How to Season Meat or Fish
Pinch kosher salt with your fingertips and hold it about 10 to 12 inches above the food, letting it fall evenly from your fingers. This will allow you to see how much salt you've used and to spread it more evenly across the entire surface of the protein. Salt both sides of the meat or fish, as well as the cavity of a whole fish. Even if you're not a fan of eating fish skin, the salt helps the skin to crisp while cooking and prevents sticking, so it's important to season thoroughly.
Adding to Taste
While most baking recipes will call for a specific amount of salt to be added with the dry ingredients, many savory recipes do not specify how much salt is needed. Whether you're cooking risotto or making homemade marinara sauce, we recommend salting and tasting the food at every stage of the cooking process. Flavors develop as a dish cooks, so your first pinch of salt will likely not be your last. Most importantly, know that it is much easier to add salt versus taking it away. So, salt lightly but frequently to ensure that your recipe is properly seasoned.

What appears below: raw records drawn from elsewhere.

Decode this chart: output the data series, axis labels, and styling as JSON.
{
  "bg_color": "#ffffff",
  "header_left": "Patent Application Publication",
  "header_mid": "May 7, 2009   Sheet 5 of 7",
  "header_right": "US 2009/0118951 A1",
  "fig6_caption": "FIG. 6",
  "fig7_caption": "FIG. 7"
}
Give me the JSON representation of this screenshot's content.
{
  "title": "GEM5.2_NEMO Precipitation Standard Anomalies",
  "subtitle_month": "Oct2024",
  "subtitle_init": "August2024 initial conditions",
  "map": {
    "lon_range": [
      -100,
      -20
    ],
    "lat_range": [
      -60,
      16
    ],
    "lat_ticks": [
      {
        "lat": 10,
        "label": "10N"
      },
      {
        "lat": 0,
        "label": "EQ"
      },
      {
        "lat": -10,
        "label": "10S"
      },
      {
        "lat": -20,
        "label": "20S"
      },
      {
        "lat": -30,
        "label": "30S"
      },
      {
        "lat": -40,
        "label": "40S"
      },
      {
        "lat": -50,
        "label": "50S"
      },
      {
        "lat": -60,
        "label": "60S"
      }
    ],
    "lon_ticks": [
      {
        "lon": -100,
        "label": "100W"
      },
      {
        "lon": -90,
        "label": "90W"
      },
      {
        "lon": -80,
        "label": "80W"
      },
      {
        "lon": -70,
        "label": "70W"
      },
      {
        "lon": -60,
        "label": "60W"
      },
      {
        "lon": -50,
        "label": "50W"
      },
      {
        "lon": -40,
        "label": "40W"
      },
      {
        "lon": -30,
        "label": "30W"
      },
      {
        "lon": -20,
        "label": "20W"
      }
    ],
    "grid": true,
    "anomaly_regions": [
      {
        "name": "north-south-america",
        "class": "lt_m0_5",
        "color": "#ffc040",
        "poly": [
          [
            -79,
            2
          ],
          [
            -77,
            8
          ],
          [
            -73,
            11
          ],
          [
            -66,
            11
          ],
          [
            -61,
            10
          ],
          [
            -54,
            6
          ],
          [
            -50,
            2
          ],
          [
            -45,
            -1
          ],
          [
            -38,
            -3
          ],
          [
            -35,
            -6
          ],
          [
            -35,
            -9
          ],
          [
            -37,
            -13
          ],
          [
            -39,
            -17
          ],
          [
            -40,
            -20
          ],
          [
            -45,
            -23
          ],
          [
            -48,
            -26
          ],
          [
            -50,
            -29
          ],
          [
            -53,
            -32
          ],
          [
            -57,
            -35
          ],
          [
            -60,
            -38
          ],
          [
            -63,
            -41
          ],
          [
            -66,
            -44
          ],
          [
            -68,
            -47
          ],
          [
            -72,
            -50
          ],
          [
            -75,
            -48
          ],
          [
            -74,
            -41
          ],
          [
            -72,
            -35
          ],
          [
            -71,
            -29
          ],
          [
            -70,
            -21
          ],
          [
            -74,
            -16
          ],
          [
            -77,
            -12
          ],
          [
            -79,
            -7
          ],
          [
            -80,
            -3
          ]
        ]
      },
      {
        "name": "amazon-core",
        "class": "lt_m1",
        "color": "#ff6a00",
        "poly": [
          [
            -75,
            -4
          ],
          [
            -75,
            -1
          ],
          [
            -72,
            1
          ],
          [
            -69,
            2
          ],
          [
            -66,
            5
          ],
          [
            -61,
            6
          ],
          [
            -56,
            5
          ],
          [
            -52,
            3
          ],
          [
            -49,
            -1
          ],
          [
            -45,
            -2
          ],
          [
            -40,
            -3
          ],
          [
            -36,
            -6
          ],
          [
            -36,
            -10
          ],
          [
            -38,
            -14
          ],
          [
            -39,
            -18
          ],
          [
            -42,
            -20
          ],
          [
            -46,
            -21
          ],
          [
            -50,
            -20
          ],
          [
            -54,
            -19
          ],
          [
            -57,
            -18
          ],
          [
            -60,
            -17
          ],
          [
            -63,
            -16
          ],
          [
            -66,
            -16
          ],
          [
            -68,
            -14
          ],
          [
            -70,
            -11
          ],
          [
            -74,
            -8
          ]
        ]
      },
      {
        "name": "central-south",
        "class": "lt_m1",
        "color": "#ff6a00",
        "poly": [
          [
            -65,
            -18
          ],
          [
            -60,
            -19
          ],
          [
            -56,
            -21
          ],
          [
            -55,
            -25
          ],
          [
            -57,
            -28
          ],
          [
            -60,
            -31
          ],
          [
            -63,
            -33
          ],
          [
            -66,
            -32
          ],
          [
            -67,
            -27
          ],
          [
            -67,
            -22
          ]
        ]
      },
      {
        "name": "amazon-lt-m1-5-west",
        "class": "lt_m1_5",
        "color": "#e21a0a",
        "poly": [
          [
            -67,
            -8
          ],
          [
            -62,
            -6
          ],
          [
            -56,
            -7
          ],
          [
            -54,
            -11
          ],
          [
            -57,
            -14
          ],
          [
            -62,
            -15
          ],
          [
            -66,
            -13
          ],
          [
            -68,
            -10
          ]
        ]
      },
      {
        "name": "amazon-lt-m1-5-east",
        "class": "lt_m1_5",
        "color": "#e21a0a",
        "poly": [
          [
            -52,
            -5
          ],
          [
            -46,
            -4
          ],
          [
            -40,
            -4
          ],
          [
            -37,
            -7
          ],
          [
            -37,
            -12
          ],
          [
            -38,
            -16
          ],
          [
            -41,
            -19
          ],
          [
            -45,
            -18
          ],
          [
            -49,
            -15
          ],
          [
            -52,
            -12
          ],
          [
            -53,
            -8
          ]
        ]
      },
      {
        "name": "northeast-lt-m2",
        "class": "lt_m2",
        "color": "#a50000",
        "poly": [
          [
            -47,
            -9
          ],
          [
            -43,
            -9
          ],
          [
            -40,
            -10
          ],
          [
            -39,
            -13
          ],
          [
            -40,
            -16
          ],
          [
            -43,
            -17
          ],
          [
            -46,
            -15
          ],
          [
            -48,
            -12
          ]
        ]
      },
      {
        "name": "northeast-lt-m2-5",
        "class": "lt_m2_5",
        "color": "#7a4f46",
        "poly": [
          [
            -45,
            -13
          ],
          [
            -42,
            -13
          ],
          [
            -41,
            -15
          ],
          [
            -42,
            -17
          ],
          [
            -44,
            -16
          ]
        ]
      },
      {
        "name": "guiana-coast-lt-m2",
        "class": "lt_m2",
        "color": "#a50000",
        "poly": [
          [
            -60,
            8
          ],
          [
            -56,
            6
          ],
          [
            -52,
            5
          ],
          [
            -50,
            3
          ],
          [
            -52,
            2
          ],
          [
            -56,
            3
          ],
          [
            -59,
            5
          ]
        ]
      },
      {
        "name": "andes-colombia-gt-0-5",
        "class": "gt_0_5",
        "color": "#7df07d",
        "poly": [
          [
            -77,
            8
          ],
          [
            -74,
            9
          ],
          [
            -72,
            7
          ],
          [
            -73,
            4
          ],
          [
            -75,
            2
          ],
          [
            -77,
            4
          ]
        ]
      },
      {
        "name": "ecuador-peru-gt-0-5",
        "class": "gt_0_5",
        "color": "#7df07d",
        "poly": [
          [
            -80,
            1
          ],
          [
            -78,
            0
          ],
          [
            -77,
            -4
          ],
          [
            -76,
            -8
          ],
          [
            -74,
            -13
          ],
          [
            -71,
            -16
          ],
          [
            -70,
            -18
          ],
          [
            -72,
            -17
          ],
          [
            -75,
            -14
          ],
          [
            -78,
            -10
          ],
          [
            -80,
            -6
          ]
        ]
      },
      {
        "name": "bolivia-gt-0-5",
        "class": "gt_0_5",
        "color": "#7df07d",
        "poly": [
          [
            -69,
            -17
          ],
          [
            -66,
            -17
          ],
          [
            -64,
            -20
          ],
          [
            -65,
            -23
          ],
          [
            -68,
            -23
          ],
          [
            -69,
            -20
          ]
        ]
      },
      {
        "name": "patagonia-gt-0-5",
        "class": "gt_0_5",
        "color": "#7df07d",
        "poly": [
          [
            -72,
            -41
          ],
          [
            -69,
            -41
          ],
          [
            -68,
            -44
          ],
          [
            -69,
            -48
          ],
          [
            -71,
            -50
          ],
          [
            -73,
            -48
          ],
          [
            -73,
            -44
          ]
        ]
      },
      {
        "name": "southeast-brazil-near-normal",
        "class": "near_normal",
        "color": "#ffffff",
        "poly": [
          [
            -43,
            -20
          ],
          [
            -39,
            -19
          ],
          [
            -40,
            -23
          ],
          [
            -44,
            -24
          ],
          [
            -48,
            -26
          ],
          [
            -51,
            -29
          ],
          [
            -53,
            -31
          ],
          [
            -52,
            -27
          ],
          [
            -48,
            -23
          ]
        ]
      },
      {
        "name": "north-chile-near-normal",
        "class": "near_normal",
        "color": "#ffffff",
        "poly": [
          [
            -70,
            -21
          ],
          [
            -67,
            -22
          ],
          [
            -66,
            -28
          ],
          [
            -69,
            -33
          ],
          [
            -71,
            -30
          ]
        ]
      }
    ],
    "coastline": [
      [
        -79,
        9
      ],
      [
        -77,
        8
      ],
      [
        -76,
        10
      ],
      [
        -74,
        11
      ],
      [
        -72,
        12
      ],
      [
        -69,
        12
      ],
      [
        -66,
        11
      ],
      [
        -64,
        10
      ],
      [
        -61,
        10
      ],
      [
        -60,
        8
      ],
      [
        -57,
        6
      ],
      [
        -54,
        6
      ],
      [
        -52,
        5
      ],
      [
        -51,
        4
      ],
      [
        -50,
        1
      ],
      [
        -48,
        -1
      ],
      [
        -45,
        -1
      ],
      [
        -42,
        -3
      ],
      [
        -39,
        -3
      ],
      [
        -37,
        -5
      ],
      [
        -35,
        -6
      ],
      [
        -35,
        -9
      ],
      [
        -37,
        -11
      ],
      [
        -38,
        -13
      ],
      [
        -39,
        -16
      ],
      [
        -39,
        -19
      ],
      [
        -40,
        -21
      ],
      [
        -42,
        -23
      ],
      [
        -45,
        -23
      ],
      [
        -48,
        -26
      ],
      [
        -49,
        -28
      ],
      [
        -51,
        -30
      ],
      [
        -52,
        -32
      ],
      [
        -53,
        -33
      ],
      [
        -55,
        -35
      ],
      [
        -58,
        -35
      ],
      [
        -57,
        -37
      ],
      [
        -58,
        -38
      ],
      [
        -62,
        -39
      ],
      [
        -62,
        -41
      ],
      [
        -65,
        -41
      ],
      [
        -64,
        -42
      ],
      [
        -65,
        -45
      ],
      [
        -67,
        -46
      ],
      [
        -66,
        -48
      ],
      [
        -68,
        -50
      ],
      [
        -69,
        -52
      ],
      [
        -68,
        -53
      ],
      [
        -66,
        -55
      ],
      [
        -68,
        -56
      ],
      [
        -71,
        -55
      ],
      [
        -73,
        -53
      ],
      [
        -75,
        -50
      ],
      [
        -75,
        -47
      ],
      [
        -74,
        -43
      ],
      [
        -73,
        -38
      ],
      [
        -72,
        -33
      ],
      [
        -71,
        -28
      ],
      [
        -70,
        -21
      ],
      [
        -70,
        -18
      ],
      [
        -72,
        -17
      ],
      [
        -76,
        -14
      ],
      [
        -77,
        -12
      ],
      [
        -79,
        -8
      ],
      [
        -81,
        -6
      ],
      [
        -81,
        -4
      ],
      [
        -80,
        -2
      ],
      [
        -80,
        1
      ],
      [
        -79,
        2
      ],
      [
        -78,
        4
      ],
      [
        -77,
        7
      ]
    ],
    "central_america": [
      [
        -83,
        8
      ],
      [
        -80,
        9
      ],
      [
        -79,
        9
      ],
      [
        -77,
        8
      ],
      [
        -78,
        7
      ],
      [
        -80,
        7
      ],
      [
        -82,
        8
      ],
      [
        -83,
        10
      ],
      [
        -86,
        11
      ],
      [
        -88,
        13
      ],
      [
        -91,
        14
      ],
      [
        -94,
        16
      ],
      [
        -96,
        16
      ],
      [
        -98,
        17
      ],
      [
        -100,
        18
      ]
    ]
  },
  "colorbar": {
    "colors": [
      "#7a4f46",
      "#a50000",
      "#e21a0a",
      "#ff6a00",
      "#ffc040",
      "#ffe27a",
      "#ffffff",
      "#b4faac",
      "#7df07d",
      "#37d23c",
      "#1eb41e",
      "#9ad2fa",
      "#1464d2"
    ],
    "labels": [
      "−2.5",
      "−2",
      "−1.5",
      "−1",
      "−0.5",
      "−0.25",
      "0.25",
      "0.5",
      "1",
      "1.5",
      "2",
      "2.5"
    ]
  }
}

How to Save Over Salted Food
Before plating a meal, always taste the final product. If you find that it's way too salty, try adding a small amount of acid (lemon juice, wine, or vinegar) or fat (butter, cream, or oil) to counteract the saltiness. While it's not as easy to save salty baked goods or casseroles, a sweet filling between cake layers or chocolate chip cookies dipped in melted chocolate can cut the overpowering flavor.